I got a bit bored and prematurely excited last time and mocked this up on some free software. It's a bit poor, not to scale, but gave me 5 minutes of joy.

Red 5

1,093 posts

204 months

Monday 10th June 2019
quotequote all
Move the front L/R speakers slightly in, away from the corners.

The sub needs to go into a front corner ideally.

The surround speakers should be either side of your head (or just a few cm behind) when you are in a relaxed position.
Either side of the chair, is different!

Surround back speakers need to be close together. A different design from the normal box speaker will help.
If you can’t do this, then don’t add them. Instead, use di-pole surround speakers.

The front Atmos speakers should be moved forward. Half way between your ears and the front L/R speakers.

The Rear Atmos and centre speakers look to be correctly located.

This is a lot of speakers to buy!
Remember though, that domestic AV systems usually suffer poor centre sound quality and whoefully lacking LFE.
I would suggest two subs, instead of trying to do an imperfect 11ch system.

I’ve only had a quick look, but I couldn’t find any placement diagrams without mistakes in them.
Even if you can find one, it would explain how to get the best, from a compromised layout situation.

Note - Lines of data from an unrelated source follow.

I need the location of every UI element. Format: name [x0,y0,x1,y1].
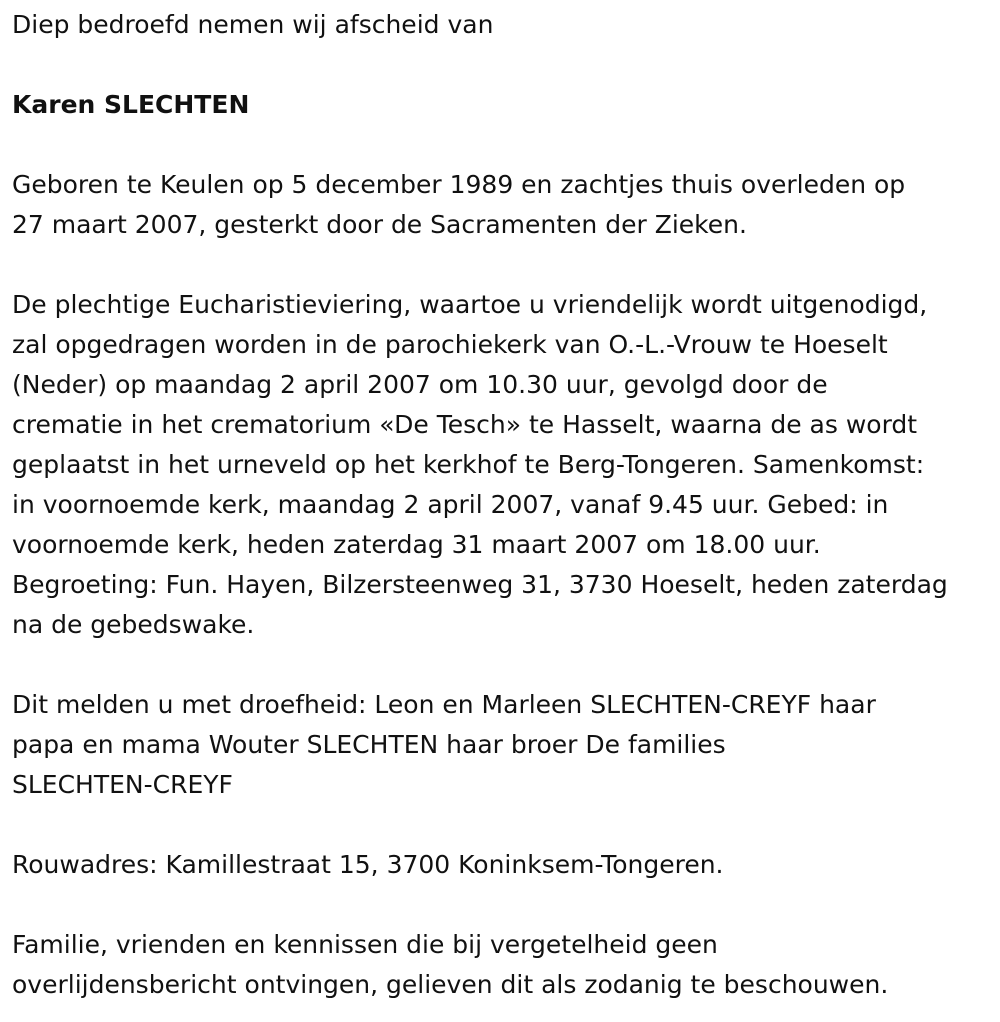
birth-death-line: Geboren te Keulen op 5 december 1989 en zachtjes thuis overleden op [12,170,906,199]
birth-death-line: 27 maart 2007, gesterkt door de Sacramenten der Zieken. [12,210,747,239]
address-paragraph [12,845,1000,885]
ceremony-line: na de gebedswake. [12,610,255,639]
ceremony-line: in voornoemde kerk, maandag 2 april 2007, vanaf 9.45 uur. Gebed: in [12,490,889,519]
birth-death-paragraph [12,165,1000,245]
ceremony-line: geplaatst in het urneveld op het kerkhof te Berg-Tongeren. Samenkomst: [12,450,925,479]
closing-line: overlijdensbericht ontvingen, gelieven dit als zodanig te beschouwen. [12,970,889,999]
ceremony-line: zal opgedragen worden in de parochiekerk van O.-L.-Vrouw te Hoeselt [12,330,888,359]
ceremony-line: crematie in het crematorium «De Tesch» te Hasselt, waarna de as wordt [12,410,918,439]
intro-text [12,5,1000,45]
announcers-line: SLECHTEN-CREYF [12,770,233,799]
closing-line: Familie, vrienden en kennissen die bij vergetelheid geen [12,930,718,959]
deceased-name [12,85,1000,125]
intro-line: Diep bedroefd nemen wij afscheid van [12,10,494,39]
announcers-line: papa en mama Wouter SLECHTEN haar broer De families [12,730,726,759]
closing-paragraph [12,925,1000,1005]
ceremony-line: De plechtige Eucharistieviering, waartoe u vriendelijk wordt uitgenodigd, [12,290,928,319]
ceremony-line: (Neder) op maandag 2 april 2007 om 10.30 uur, gevolgd door de [12,370,828,399]
address-line: Rouwadres: Kamillestraat 15, 3700 Koninksem-Tongeren. [12,850,724,879]
announcers-paragraph [12,685,1000,805]
ceremony-line: voornoemde kerk, heden zaterdag 31 maart 2007 om 18.00 uur. [12,530,821,559]
ceremony-line: Begroeting: Fun. Hayen, Bilzersteenweg 31, 3730 Hoeselt, heden zaterdag [12,570,948,599]
deceased-name-text: Karen SLECHTEN [12,90,250,119]
ceremony-paragraph [12,285,1000,645]
announcers-line: Dit melden u met droefheid: Leon en Marleen SLECHTEN-CREYF haar [12,690,876,719]
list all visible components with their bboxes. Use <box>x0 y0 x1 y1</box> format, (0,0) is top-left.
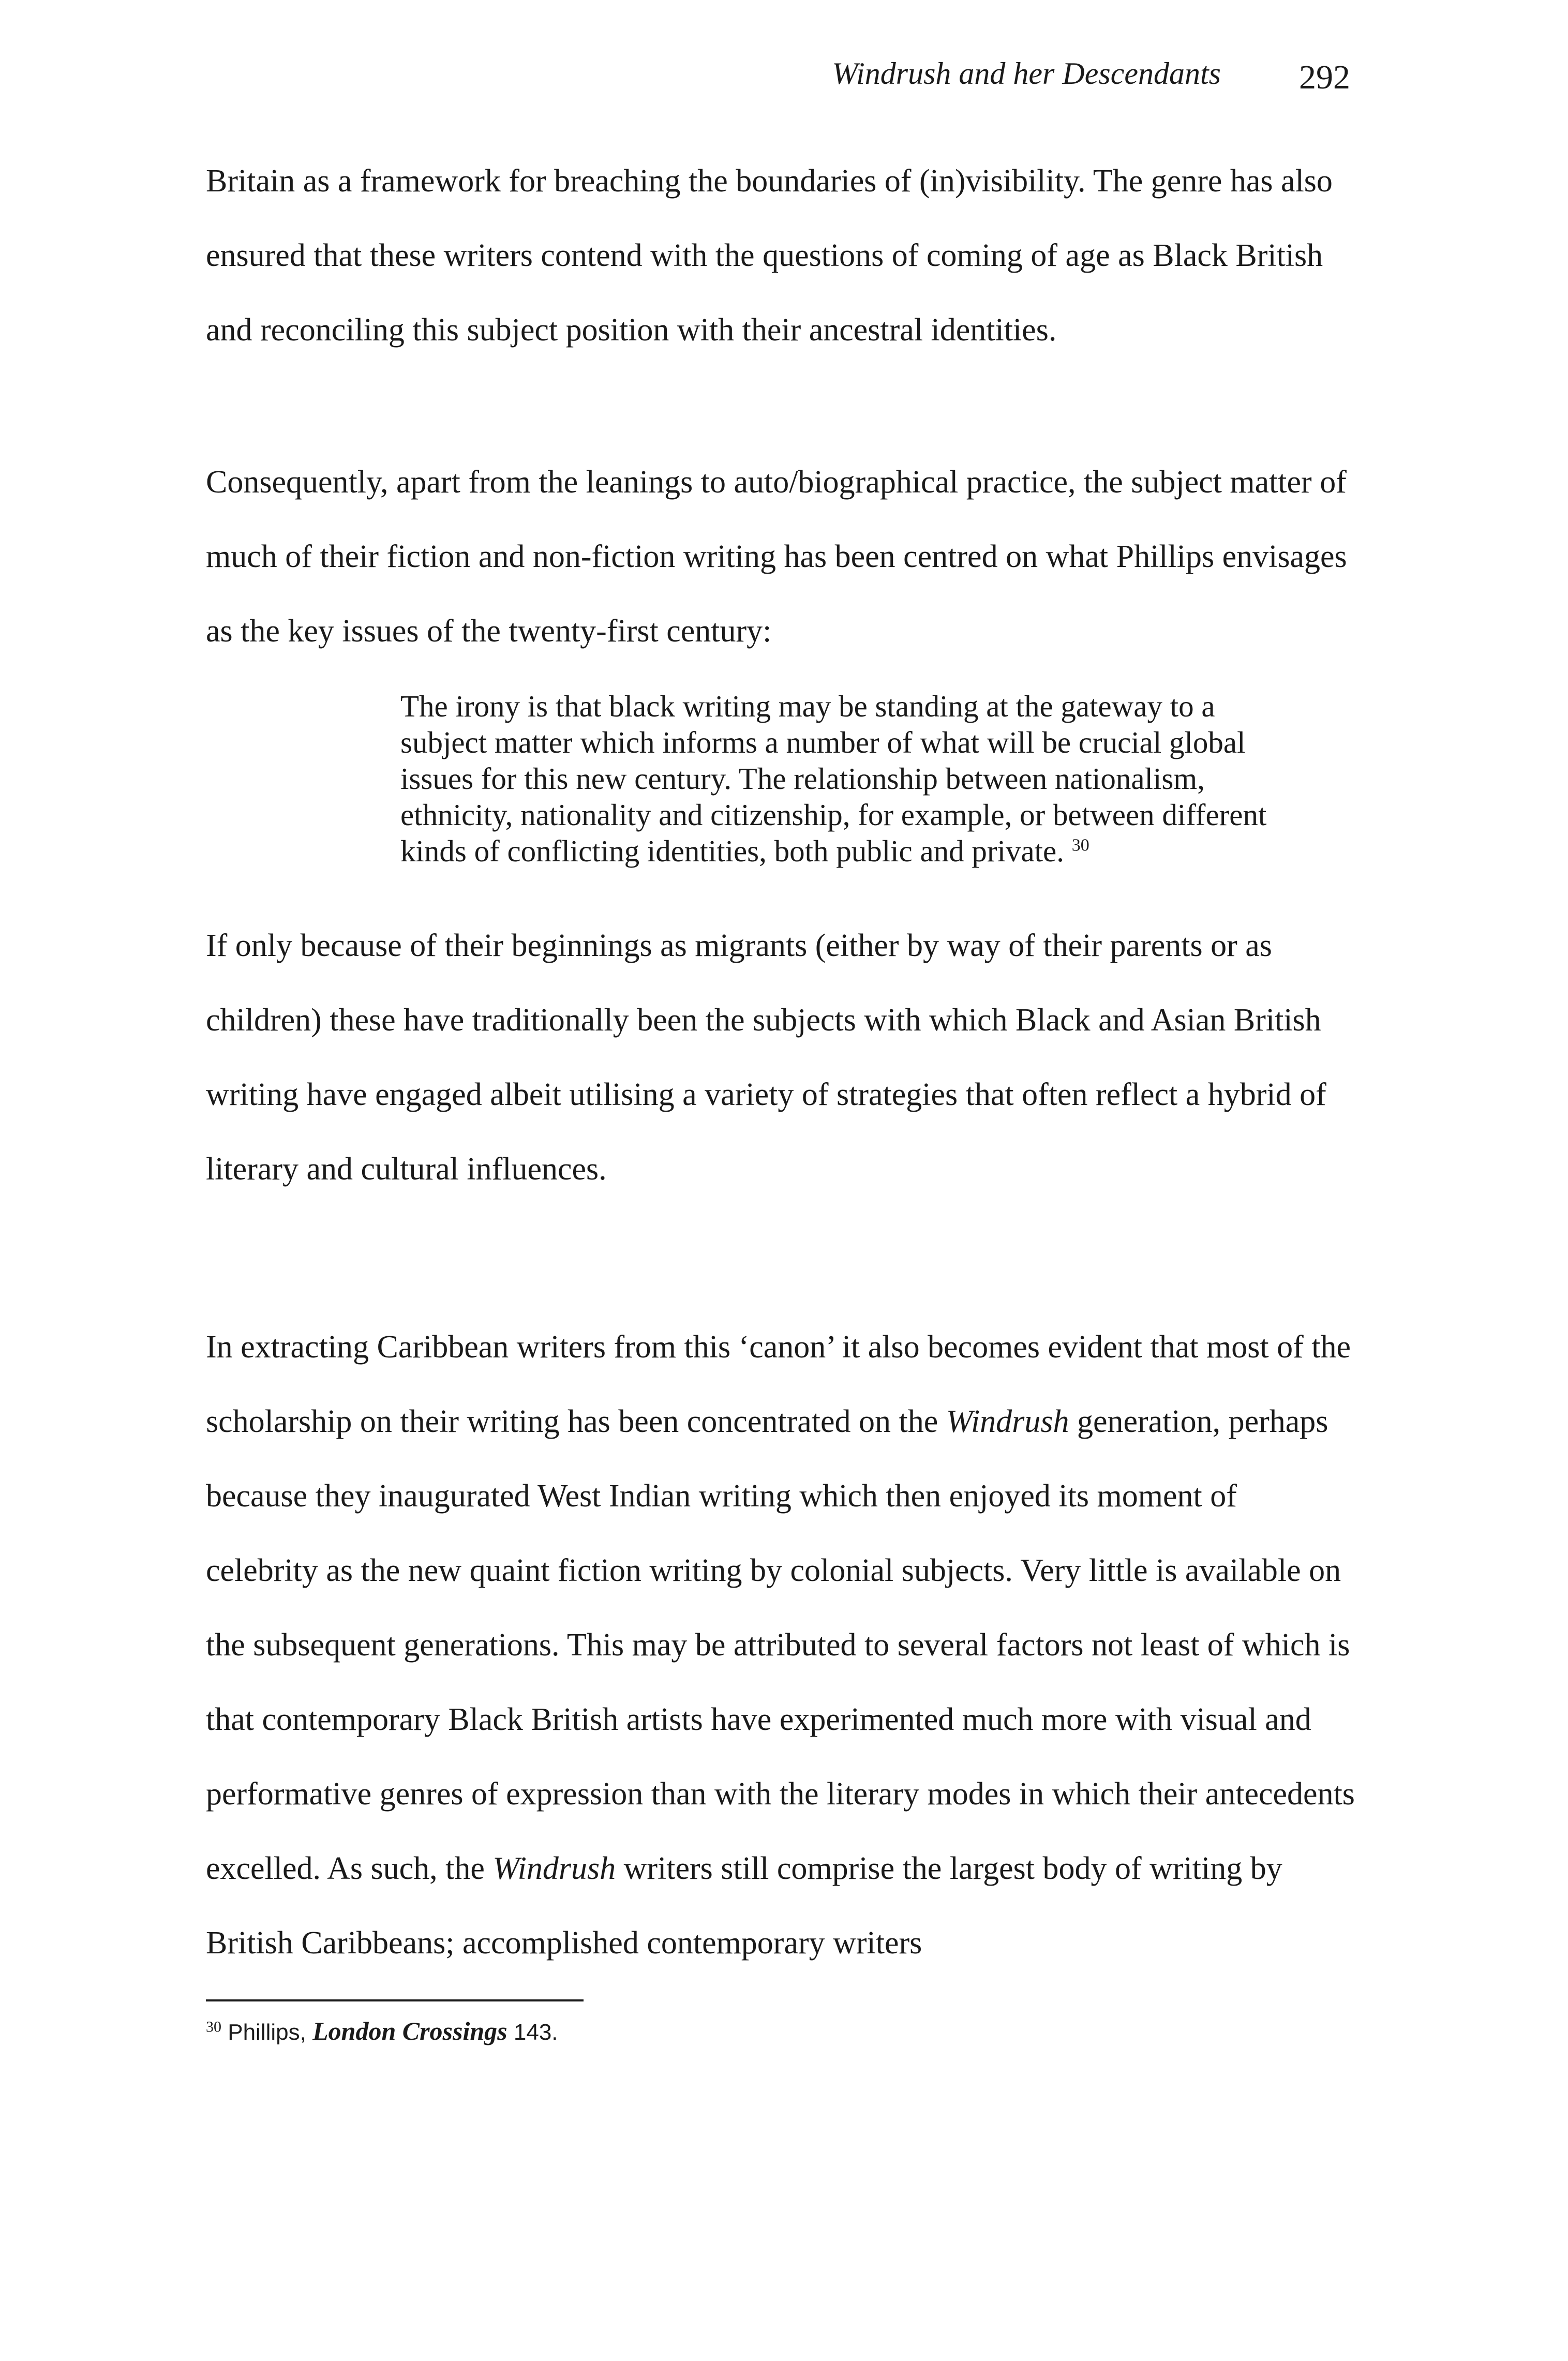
footnote-author: Phillips, <box>228 2020 306 2045</box>
italic-title-windrush-2: Windrush <box>492 1851 616 1886</box>
running-title: Windrush and her Descendants <box>832 56 1221 91</box>
footnote-reference: 30 <box>1071 835 1089 855</box>
paragraph-4-part-1: In extracting Caribbean writers from this ‘canon’ it also becomes evident that most of the scholarship on their writing has been concentrated on the <box>206 1329 1351 1439</box>
footnote-page: 143. <box>513 2020 558 2045</box>
paragraph-4-part-2: generation, perhaps because they inaugurated West Indian writing which then enjoyed its moment of celebrity as the new quaint fiction writing by colonial subjects. Very little is available on the subsequent generations. This may be attributed to several factors not least of which is that contemporary Black British artists have experimented much more with visual and performative genres of expression than with the literary modes in which their antecedents excelled. As such, the <box>206 1404 1355 1886</box>
paragraph-4-part-3: writers still comprise the largest body of writing by British Caribbeans; accomplished contemporary writers <box>206 1851 1282 1961</box>
footnote-title: London Crossings <box>312 2016 507 2045</box>
paragraph-2: Consequently, apart from the leanings to auto/biographical practice, the subject matter of much of their fiction and non-fiction writing has been centred on what Phillips envisages as the key issues of the twenty-first century: <box>206 465 1347 649</box>
footnote <box>206 2015 1137 2048</box>
body-text <box>206 144 1357 1980</box>
paragraph-3: If only because of their beginnings as migrants (either by way of their parents or as children) these have traditionally been the subjects with which Black and Asian British writing have engaged albeit utilising a variety of strategies that often reflect a hybrid of literary and cultural influences. <box>206 928 1326 1187</box>
footnote-number: 30 <box>206 2018 221 2036</box>
page-number: 292 <box>1299 58 1350 96</box>
italic-title-windrush: Windrush <box>946 1404 1069 1439</box>
running-header <box>724 50 1350 112</box>
block-quote <box>400 688 1295 869</box>
paragraph-4 <box>206 1310 1357 1980</box>
paragraph-1: Britain as a framework for breaching the boundaries of (in)visibility. The genre has also ensured that these writers contend with the questions of coming of age as Black British and reconciling this subject position with their ancestral identities. <box>206 163 1333 348</box>
footnote-divider <box>206 1999 584 2001</box>
block-quote-text: The irony is that black writing may be standing at the gateway to a subject matter which informs a number of what will be crucial global issues for this new century. The relationship between nationalism, ethnicity, nationality and citizenship, for example, or between different kinds of conflicting identities, both public and private. <box>400 689 1267 868</box>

Keep adding your plans here though smile

Gingerbread Man

Original Poster:

9,173 posts

237 months

Wednesday 12th June 2019
quotequote all
Red 5 said:
Move the front L/R speakers slightly in, away from the corners.

The sub needs to go into a front corner ideally.

The surround speakers should be either side of your head (or just a few cm behind) when you are in a relaxed position.
Either side of the chair, is different!

Surround back speakers need to be close together. A different design from the normal box speaker will help.
If you can’t do this, then don’t add them. Instead, use di-pole surround speakers.

The front Atmos speakers should be moved forward. Half way between your ears and the front L/R speakers.

The Rear Atmos and centre speakers look to be correctly located.

This is a lot of speakers to buy!
Remember though, that domestic AV systems usually suffer poor centre sound quality and whoefully lacking LFE.
I would suggest two subs, instead of trying to do an imperfect 11ch system.

I’ve only had a quick look, but I couldn’t find any placement diagrams without mistakes in them.
Even if you can find one, it would explain how to get the best, from a compromised layout situation.

Keep adding your plans here though smile
Many thanks. The drawing was just a bit of 5 minute fun, but those wise words are invaluable, thanks.